Po kuriozalnych błędach Lorisa Kariusa w finale Ligi Mistrzów w sezonie 2017/2018 Liverpool zintensyfikował wysiłki mające na celu pozyskanie Alissona Beckera. Przedstawiciele klubu z Anfield Road nie żałowali funduszy na pozyskanie brazylijskiego golkipera, płacąc za zawodnika rekordową kwotę ponad 67 milionów funtów. Stało się jasne, że Simon Mignolet będzie musiał się pogodzić z rolą jedynie rezerwowego, co po ogłoszeniu transakcji potwierdził Jürgen Klopp.
– Kupiliśmy Alissona, więc jest jasne, że będzie naszym numerem jeden. W innym przypadku nie zapłacilibyśmy takich pieniędzy – mówił w rozmowie ze Sky Sports menedżer Liverpoolu.

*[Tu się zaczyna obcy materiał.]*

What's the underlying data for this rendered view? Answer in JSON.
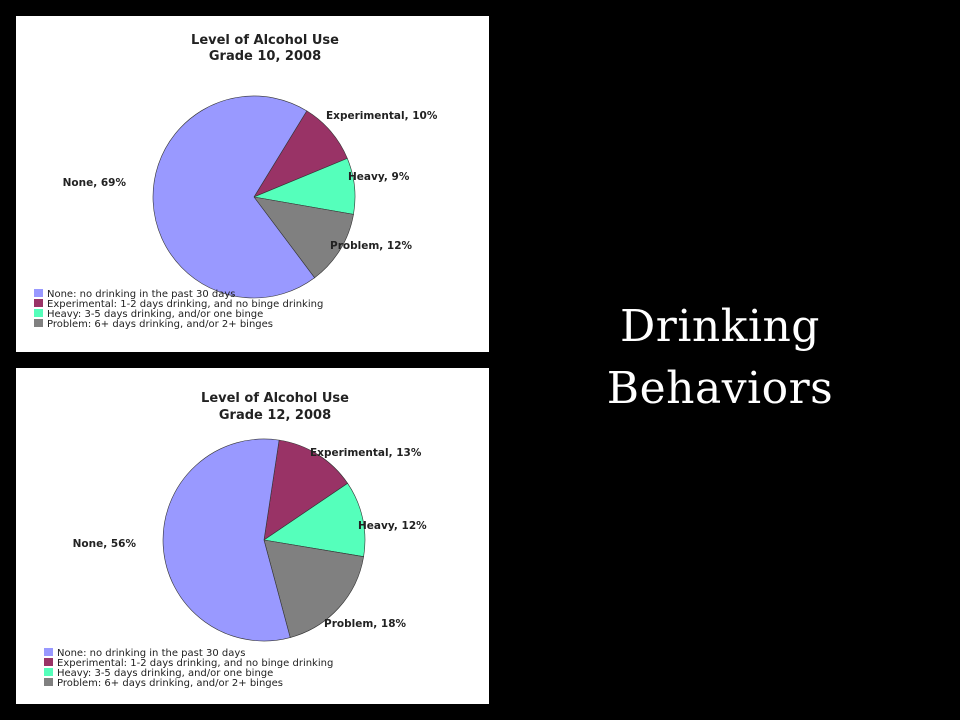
{
  "slide": {
    "title_line1": "Drinking",
    "title_line2": "Behaviors"
  },
  "colors": {
    "None": "#9999ff",
    "Experimental": "#993366",
    "Heavy": "#55ffbb",
    "Problem": "#808080"
  },
  "chart_data": [
    {
      "type": "pie",
      "title": "Level of Alcohol Use",
      "subtitle": "Grade 10, 2008",
      "categories": [
        "None",
        "Experimental",
        "Heavy",
        "Problem"
      ],
      "values": [
        69,
        10,
        9,
        12
      ],
      "labels": [
        "None, 69%",
        "Experimental, 10%",
        "Heavy, 9%",
        "Problem, 12%"
      ],
      "legend": [
        "None: no drinking in the past 30 days",
        "Experimental: 1-2 days drinking, and no binge drinking",
        "Heavy: 3-5 days drinking, and/or one binge",
        "Problem: 6+ days drinking, and/or 2+ binges"
      ],
      "legend_position": "bottom-left"
    },
    {
      "type": "pie",
      "title": "Level of Alcohol Use",
      "subtitle": "Grade 12, 2008",
      "categories": [
        "None",
        "Experimental",
        "Heavy",
        "Problem"
      ],
      "values": [
        56,
        13,
        12,
        18
      ],
      "labels": [
        "None, 56%",
        "Experimental, 13%",
        "Heavy, 12%",
        "Problem, 18%"
      ],
      "legend": [
        "None: no drinking in the past 30 days",
        "Experimental: 1-2 days drinking, and no binge drinking",
        "Heavy: 3-5 days drinking, and/or one binge",
        "Problem: 6+ days drinking, and/or 2+ binges"
      ],
      "legend_position": "bottom-left"
    }
  ]
}
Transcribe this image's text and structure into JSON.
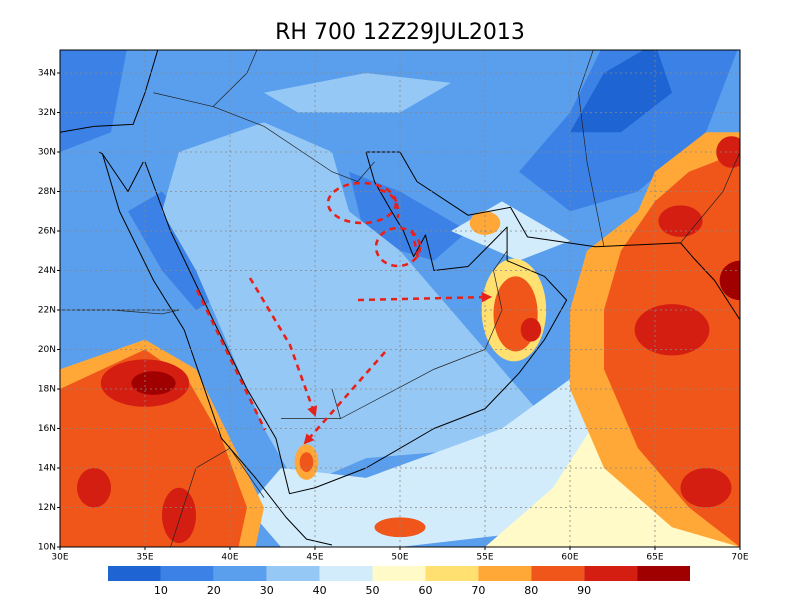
{
  "title": "RH 700 12Z29JUL2013",
  "map": {
    "lat_labels": [
      "34N",
      "32N",
      "30N",
      "28N",
      "26N",
      "24N",
      "22N",
      "20N",
      "18N",
      "16N",
      "14N",
      "12N",
      "10N"
    ],
    "lon_labels": [
      "30E",
      "35E",
      "40E",
      "45E",
      "50E",
      "55E",
      "60E",
      "65E",
      "70E"
    ]
  },
  "colorbar": {
    "labels": [
      "10",
      "20",
      "30",
      "40",
      "50",
      "60",
      "70",
      "80",
      "90"
    ],
    "colors": [
      "#1e64d2",
      "#3c82e6",
      "#5a9fee",
      "#96c8f5",
      "#d2ecfc",
      "#fffac8",
      "#ffe070",
      "#ffa838",
      "#f0561a",
      "#d41e12",
      "#a00000"
    ]
  }
}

Simon Mignolet musiał cierpliwie czekać na szansę gry. Jednak nawet po początkowych błędach Alissona Beckera pozycja Brazylijczyka w zespole była niepodważalna. Reprezentant „Canarinhos” występował zarówno w Premier League, jak i Lidze Mistrzów. Dla Belga pozostały jedynie krajowe rozgrywki pucharowe. „The Reds” nie uniknęli w nich jednak wymagających rywali. To spowodowało, że zespół z Anfield Road zarówno z Pucharu Ligi, jak i Pucharu Anglii odpadł po zaledwie jednym spotkaniu. Dla Simona Mignoleta sezon zakończył się praktycznie już na początku stycznia.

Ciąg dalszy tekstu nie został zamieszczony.